Question

The chords of contact of the pair of tangents drawn from each point on the line $2x + y = 4$ to the circle ${x^2} + {y^2} = 1$ pass through the point.

Answer 1

Parametrize the point on the line and find the chords of contact in that specific point. For finding the chords of contact we can go with $T = 0$ to find our desired result.

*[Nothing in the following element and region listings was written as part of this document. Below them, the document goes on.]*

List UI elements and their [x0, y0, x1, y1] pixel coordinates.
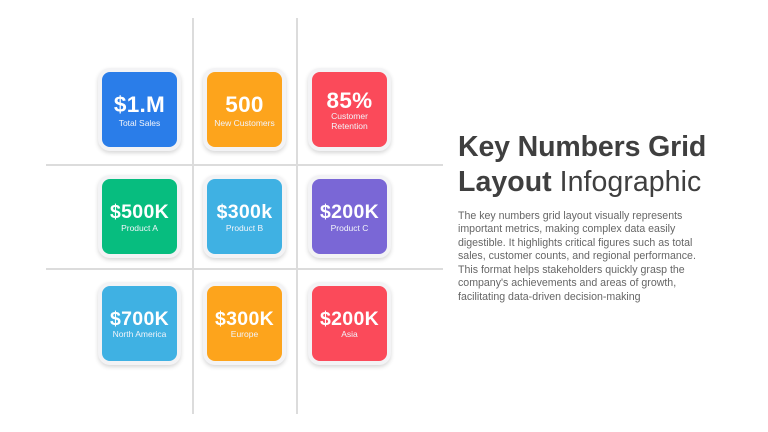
- card: total sales: [98, 68, 181, 151]
- card: customer retention: Customer: [331, 111, 368, 121]
- card: new customers: [203, 68, 286, 151]
- card: total sales: $1.M: [114, 92, 165, 117]
- body text: This format helps stakeholders quickly grasp the: [458, 264, 685, 276]
- body text: The key numbers grid layout visually represents: [458, 210, 682, 222]
- card: asia: $200K: [320, 308, 379, 330]
- card: new customers: New Customers: [214, 118, 275, 128]
- card: asia: Asia: [341, 329, 358, 339]
- body text: digestible. It highlights critical figures such as total: [458, 236, 692, 248]
- card: north america: [98, 282, 181, 365]
- card: total sales: Total Sales: [119, 118, 160, 128]
- card: europe: $300K: [215, 308, 274, 330]
- body text: company's achievements and areas of growth,: [458, 277, 676, 289]
- card: product c: [308, 175, 391, 258]
- title: Layout Infographic: [458, 166, 701, 198]
- card: product a: [98, 175, 181, 258]
- card: europe: [203, 282, 286, 365]
- body text: important metrics, making complex data easily: [458, 223, 675, 235]
- card: customer retention: 85%: [327, 88, 372, 113]
- card: customer retention: [308, 68, 391, 151]
- card: north america: $700K: [110, 308, 169, 330]
- body text: facilitating data-driven decision-making: [458, 290, 641, 302]
- card: europe: Europe: [231, 329, 258, 339]
- card: customer retention: Retention: [331, 121, 368, 131]
- title: [458, 131, 706, 198]
- body text: sales, customer counts, and regional performance.: [458, 250, 696, 262]
- card: product c: Product C: [331, 223, 368, 233]
- card: north america: North America: [113, 329, 166, 339]
- card: product b: $300k: [217, 201, 272, 223]
- card: asia: [308, 282, 391, 365]
- title: Key Numbers Grid: [458, 131, 706, 163]
- card: new customers: 500: [225, 92, 264, 117]
- card: product b: Product B: [226, 223, 263, 233]
- card: product c: $200K: [320, 201, 379, 223]
- card: product a: $500K: [110, 201, 169, 223]
- body text: [458, 210, 696, 302]
- card: product b: [203, 175, 286, 258]
- card: product a: Product A: [121, 223, 158, 233]
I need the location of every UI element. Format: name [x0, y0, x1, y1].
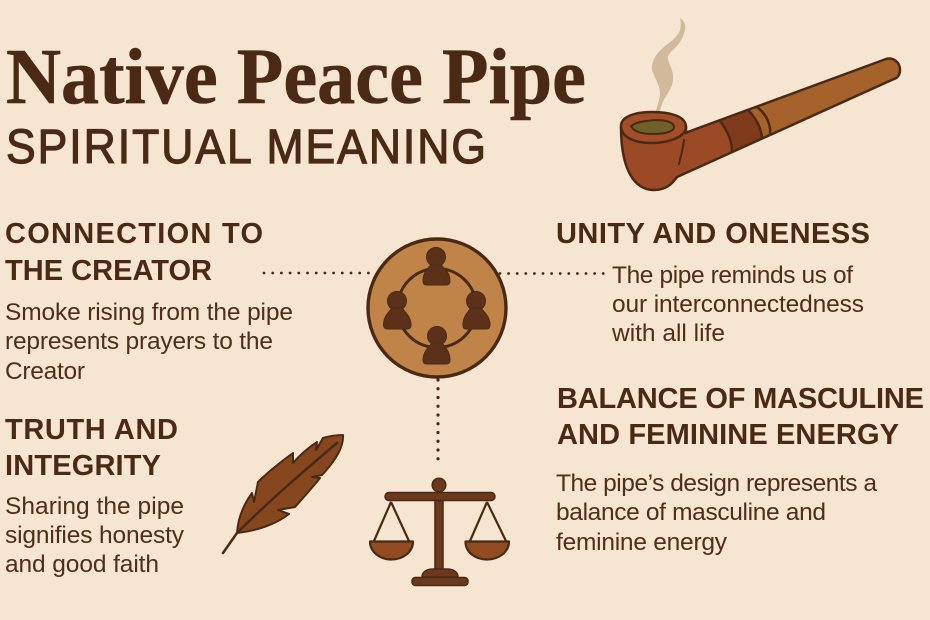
text: connection to the creator: Smoke rising from the pipe [5, 299, 293, 326]
icon: peace pipe with smoke [621, 18, 900, 190]
text: balance of masculine and feminine energy [556, 470, 877, 556]
text: connection to the creator [5, 299, 293, 385]
heading: balance of masculine and feminine energy: AND FEMININE ENERGY [557, 419, 899, 451]
text: unity and oneness [611, 262, 864, 347]
text: truth and integrity: and good faith [5, 551, 159, 578]
dotted connector: right [500, 272, 604, 275]
icon: balance scales [370, 478, 509, 586]
icon: feather [223, 435, 343, 553]
heading: unity and oneness: UNITY AND ONENESS [556, 218, 870, 250]
title: Native Peace Pipe [6, 34, 586, 121]
text: truth and integrity: Sharing the pipe [5, 493, 184, 520]
subtitle: SPIRITUAL MEANING [6, 119, 486, 173]
text: unity and oneness: our interconnectedness [612, 291, 864, 318]
heading: truth and integrity: TRUTH AND [5, 414, 178, 446]
text: connection to the creator: Creator [5, 358, 85, 385]
dotted connector: left [264, 272, 370, 274]
heading: truth and integrity [5, 414, 178, 482]
dotted connector: down [436, 380, 440, 459]
heading: connection to the creator: THE CREATOR [5, 255, 212, 287]
heading: balance of masculine and feminine energy [557, 383, 924, 451]
text: unity and oneness: The pipe reminds us of [612, 262, 853, 289]
heading: connection to the creator [5, 218, 263, 287]
text: balance of masculine and feminine energy: feminine energy [556, 529, 728, 556]
heading: connection to the creator: CONNECTION TO [5, 218, 263, 250]
text: connection to the creator: represents prayers to the [5, 328, 273, 355]
text: unity and oneness: with all life [611, 320, 725, 347]
text: truth and integrity [5, 493, 185, 578]
text: balance of masculine and feminine energy: The pipe’s design represents a [556, 470, 877, 497]
text: truth and integrity: signifies honesty [5, 522, 185, 549]
icon: circle of people [368, 239, 506, 377]
heading: balance of masculine and feminine energy: BALANCE OF MASCULINE [557, 383, 924, 415]
text: balance of masculine and feminine energy: balance of masculine and [556, 499, 826, 526]
heading: truth and integrity: INTEGRITY [5, 450, 161, 482]
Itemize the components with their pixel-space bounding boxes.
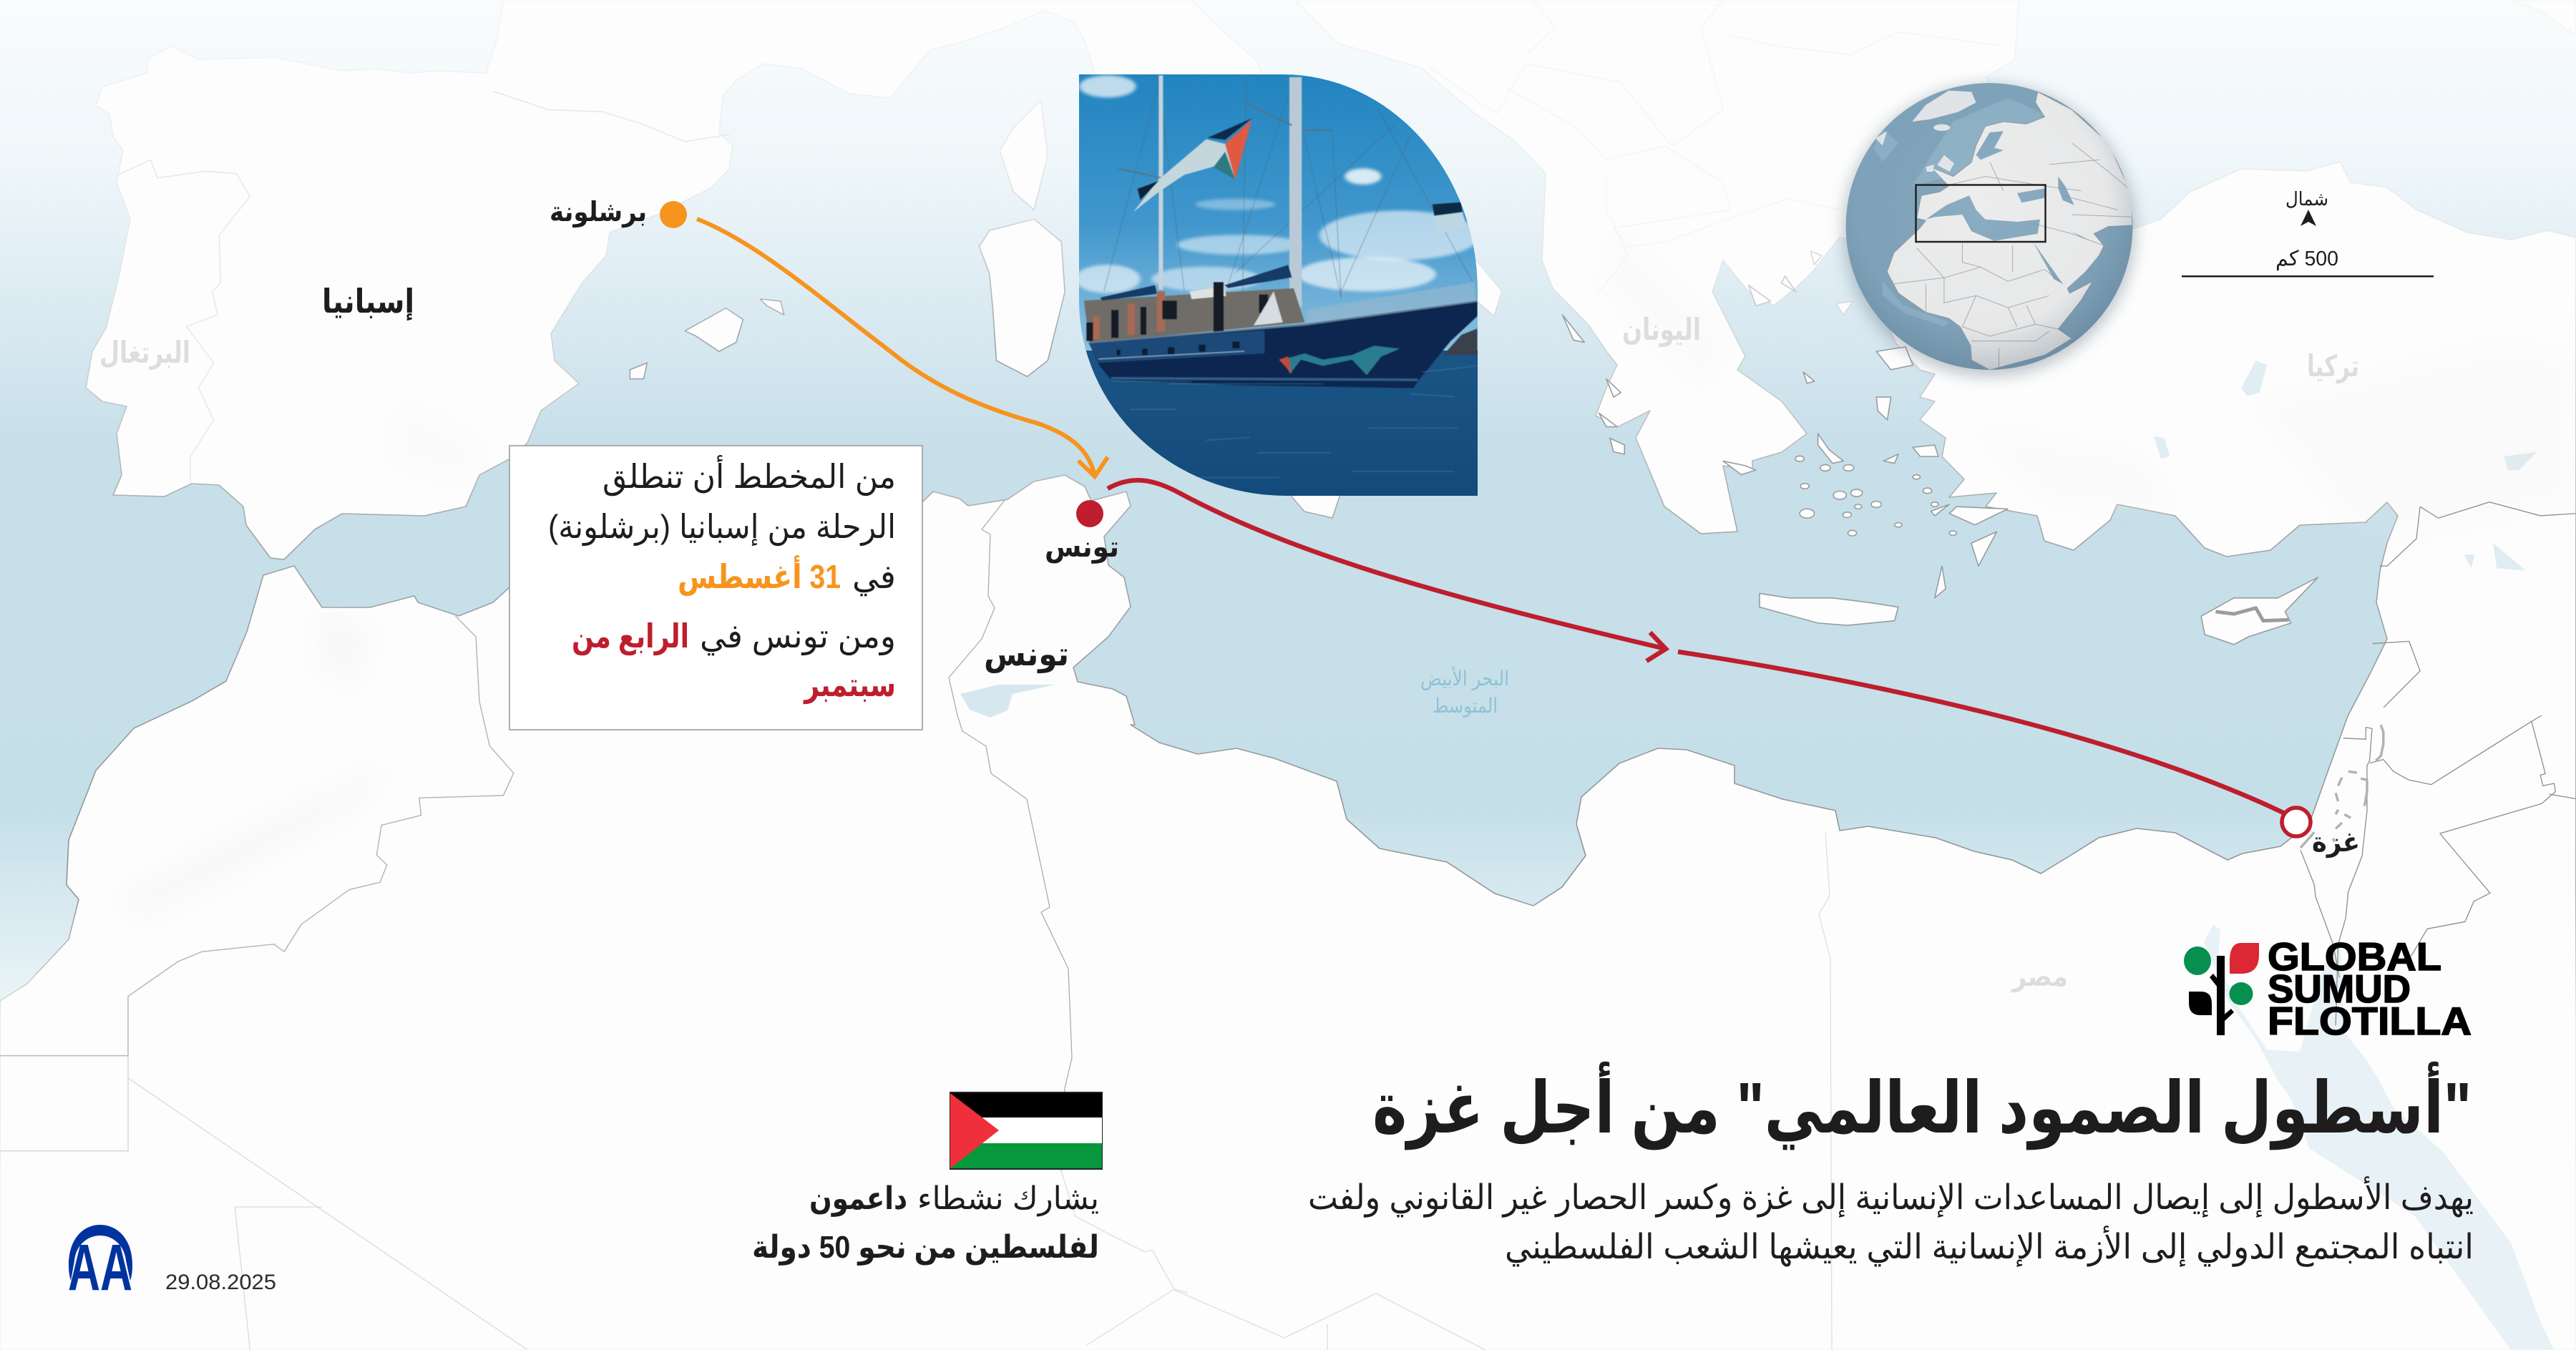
- callout line 2: الرحلة من إسبانيا (برشلونة): [548, 508, 896, 547]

Complete step by step solution:
Let, $(h,k)$ be any point on the line $2x + y = 4$.
So, we can say, $2h + k = 4$
$\Rightarrow k = 4 - 2h$
So, we get a point on the line $2x + y = 4$ is of the form $(h,4 - 2h)$ .
Equation of the chord of contact on the point $(h,k)$ ,
$hx + ky = 1$
$\Rightarrow hx + (4 - 2h)y = 1$ as $k = 4 - 2h$
$\Rightarrow hx + 4y - 2hy - 1 = 0$
$\Rightarrow (4y - 1) + h(x - 2y) = 0$ …….. (1)
We have it as of the form, $P + \lambda Q = 0$ .
So, we pass through the intersection of $P = 0$ and $Q = 0$
Now if we see equation (1), we can fix that,
This line passes through the point of intersection of $(4y - 1) = 0$ and $(x - 2y) = 0$
As,

$$4y - 1 = 0 \\\ \Rightarrow 4y = 1 \\\ \Rightarrow y = \dfrac{1}{4} \\\$$

And then,

$$x - 2y = 0 \\\ \Rightarrow x - 2 \times \dfrac{1}{4} = 0 \\\ \Rightarrow x - \dfrac{1}{2} = 0 \\\ \Rightarrow x = \dfrac{1}{2} \\\$$

That is, through the point, $\left( {\dfrac{1}{2},\dfrac{1}{4}} \right)$ .

The chords of contact of the pair of tangents drawn from each point on the line $2x + y = 4$ to the circle ${x^2} + {y^2} = 1$ pass through the point, $\left( {\dfrac{1}{2},\dfrac{1}{4}} \right)$

Note: We can find the chord of contact also by putting T = 0 easily. Chord of contact is always associated with the transverse axis. Here we have parameterized the problem to deal with it and find the solution.